O mais abrangente dos trabalhos de Descartes, Principia Philosophiae, foi publicado em quatro partes: As suas doutrinas filosóficas são formalmente repetidas na primeira parte, “Os princípios do conhecimento humano”. As outras três partes são uma ampla tentativa de dar uma explicação lógica dos fenômenos naturais em um único sistema de princípios mecânicos, através de todo o campo da física, da química, e da fisiologia: “Os princípios das coisas materiais”, “Do mundo visível” e “A Terra”, como tentativa de, finalmente, por todo o universo sobre fundamentos matemáticos reduzindo o seu estudo à Mecânica.
As doutrinas do Principia foram recebidas com desconfiança. Mesmo os adeptos de sua filosofia natural, como o metafísico e teólogo Henry More (ind. Henry), encontraram objeções. Certamente More admirava Descartes. Entretanto, entre 1648 e 1649 trocaram um certo número de cartas em que More fez várias objeções a suas afirmações. Descartes entretanto, não fez nenhuma concessão aos pontos de vista de More em suas respostas.

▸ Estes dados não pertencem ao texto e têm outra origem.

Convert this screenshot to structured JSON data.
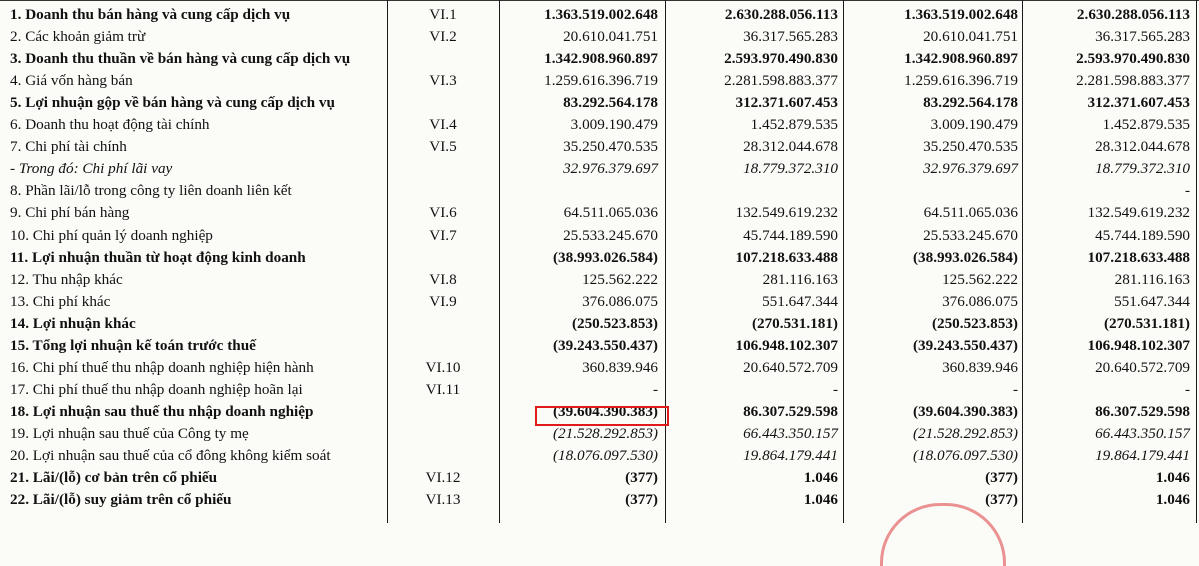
{
  "rows": [
    {
      "label": "1. Doanh thu bán hàng và cung cấp dịch vụ",
      "note": "VI.1",
      "v1": "1.363.519.002.648",
      "v2": "2.630.288.056.113",
      "v3": "1.363.519.002.648",
      "v4": "2.630.288.056.113",
      "style": "bold"
    },
    {
      "label": "2. Các khoản giảm trừ",
      "note": "VI.2",
      "v1": "20.610.041.751",
      "v2": "36.317.565.283",
      "v3": "20.610.041.751",
      "v4": "36.317.565.283",
      "style": "normal"
    },
    {
      "label": "3. Doanh thu thuần về bán hàng và cung cấp dịch vụ",
      "note": "",
      "v1": "1.342.908.960.897",
      "v2": "2.593.970.490.830",
      "v3": "1.342.908.960.897",
      "v4": "2.593.970.490.830",
      "style": "bold"
    },
    {
      "label": "4. Giá vốn hàng bán",
      "note": "VI.3",
      "v1": "1.259.616.396.719",
      "v2": "2.281.598.883.377",
      "v3": "1.259.616.396.719",
      "v4": "2.281.598.883.377",
      "style": "normal"
    },
    {
      "label": "5. Lợi nhuận gộp về bán hàng và cung cấp dịch vụ",
      "note": "",
      "v1": "83.292.564.178",
      "v2": "312.371.607.453",
      "v3": "83.292.564.178",
      "v4": "312.371.607.453",
      "style": "bold"
    },
    {
      "label": "6. Doanh thu hoạt động tài chính",
      "note": "VI.4",
      "v1": "3.009.190.479",
      "v2": "1.452.879.535",
      "v3": "3.009.190.479",
      "v4": "1.452.879.535",
      "style": "normal"
    },
    {
      "label": "7. Chi phí tài chính",
      "note": "VI.5",
      "v1": "35.250.470.535",
      "v2": "28.312.044.678",
      "v3": "35.250.470.535",
      "v4": "28.312.044.678",
      "style": "normal"
    },
    {
      "label": "    - Trong đó: Chi phí lãi vay",
      "note": "",
      "v1": "32.976.379.697",
      "v2": "18.779.372.310",
      "v3": "32.976.379.697",
      "v4": "18.779.372.310",
      "style": "italic-all"
    },
    {
      "label": "8. Phần lãi/lỗ trong công ty liên doanh liên kết",
      "note": "",
      "v1": "",
      "v2": "",
      "v3": "",
      "v4": "-",
      "style": "normal"
    },
    {
      "label": "9. Chi phí bán hàng",
      "note": "VI.6",
      "v1": "64.511.065.036",
      "v2": "132.549.619.232",
      "v3": "64.511.065.036",
      "v4": "132.549.619.232",
      "style": "normal"
    },
    {
      "label": "10. Chi phí quản lý doanh nghiệp",
      "note": "VI.7",
      "v1": "25.533.245.670",
      "v2": "45.744.189.590",
      "v3": "25.533.245.670",
      "v4": "45.744.189.590",
      "style": "normal"
    },
    {
      "label": "11. Lợi nhuận thuần từ hoạt động kinh doanh",
      "note": "",
      "v1": "(38.993.026.584)",
      "v2": "107.218.633.488",
      "v3": "(38.993.026.584)",
      "v4": "107.218.633.488",
      "style": "bold"
    },
    {
      "label": "12. Thu nhập khác",
      "note": "VI.8",
      "v1": "125.562.222",
      "v2": "281.116.163",
      "v3": "125.562.222",
      "v4": "281.116.163",
      "style": "normal"
    },
    {
      "label": "13. Chi phí khác",
      "note": "VI.9",
      "v1": "376.086.075",
      "v2": "551.647.344",
      "v3": "376.086.075",
      "v4": "551.647.344",
      "style": "normal"
    },
    {
      "label": "14. Lợi nhuận khác",
      "note": "",
      "v1": "(250.523.853)",
      "v2": "(270.531.181)",
      "v3": "(250.523.853)",
      "v4": "(270.531.181)",
      "style": "bold"
    },
    {
      "label": "15. Tổng lợi nhuận kế toán trước thuế",
      "note": "",
      "v1": "(39.243.550.437)",
      "v2": "106.948.102.307",
      "v3": "(39.243.550.437)",
      "v4": "106.948.102.307",
      "style": "bold"
    },
    {
      "label": "16. Chi phí thuế thu nhập doanh nghiệp hiện hành",
      "note": "VI.10",
      "v1": "360.839.946",
      "v2": "20.640.572.709",
      "v3": "360.839.946",
      "v4": "20.640.572.709",
      "style": "normal"
    },
    {
      "label": "17. Chi phí thuế thu nhập doanh nghiệp hoãn lại",
      "note": "VI.11",
      "v1": "-",
      "v2": "-",
      "v3": "-",
      "v4": "-",
      "style": "normal"
    },
    {
      "label": "18. Lợi nhuận sau thuế thu nhập doanh nghiệp",
      "note": "",
      "v1": "(39.604.390.383)",
      "v2": "86.307.529.598",
      "v3": "(39.604.390.383)",
      "v4": "86.307.529.598",
      "style": "bold"
    },
    {
      "label": "19. Lợi nhuận sau thuế của Công ty mẹ",
      "note": "",
      "v1": "(21.528.292.853)",
      "v2": "66.443.350.157",
      "v3": "(21.528.292.853)",
      "v4": "66.443.350.157",
      "style": "italic-values"
    },
    {
      "label": "20. Lợi nhuận sau thuế của cổ đông không kiểm soát",
      "note": "",
      "v1": "(18.076.097.530)",
      "v2": "19.864.179.441",
      "v3": "(18.076.097.530)",
      "v4": "19.864.179.441",
      "style": "italic-values"
    },
    {
      "label": "21. Lãi/(lỗ) cơ bản trên cổ phiếu",
      "note": "VI.12",
      "v1": "(377)",
      "v2": "1.046",
      "v3": "(377)",
      "v4": "1.046",
      "style": "bold"
    },
    {
      "label": "22. Lãi/(lỗ) suy giảm trên cổ phiếu",
      "note": "VI.13",
      "v1": "(377)",
      "v2": "1.046",
      "v3": "(377)",
      "v4": "1.046",
      "style": "bold"
    }
  ],
  "highlight": {
    "color": "#e01b1b"
  }
}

Historicamente, a importância do Princípios de Filosofia está na total rejeição de toda noção qualitativa ou espiritual nas explanações científicas. A determinação expressa de explicar todo fenômeno físico em termos mecânicos e relacionar esses termos a idéias geométricas e o uso de hipóteses para ajudar generalizações, abriu caminho para a abordagem moderna da teoria científica.
Manteve então correspondência, como era comum na época, com diversos pensadores euroeus eminentes como Gassendi, Hobess, Mersenne, Arnauld, Huygens, Fermat e Henri More, dentre outros.. Essa vasta correspondência é uma fonte importante de apresentação e discussão de muitas de suas idéias, destacando-se sobretudo a correspondência com a princesa Elizabeth da Boêmia, que o motivou a escrever seu tratado As paixões da alma (1648), contendo em grande parte a sua moral. Sua fama fez com que a rainha Cristina da Suécia o convidasse para a corte de Estocolmo. No clima rigoroso, onde, nas palavras de Descartes, “os pensamentos do homem congelam-se durante os meses de inverno”, sua saúde deteriorou. Em Fevereiro de 1650, ele pegou um resfriado que transformou-se em pneumonia. Dez dias depois, após receber os últimos sacramentos, faleceu.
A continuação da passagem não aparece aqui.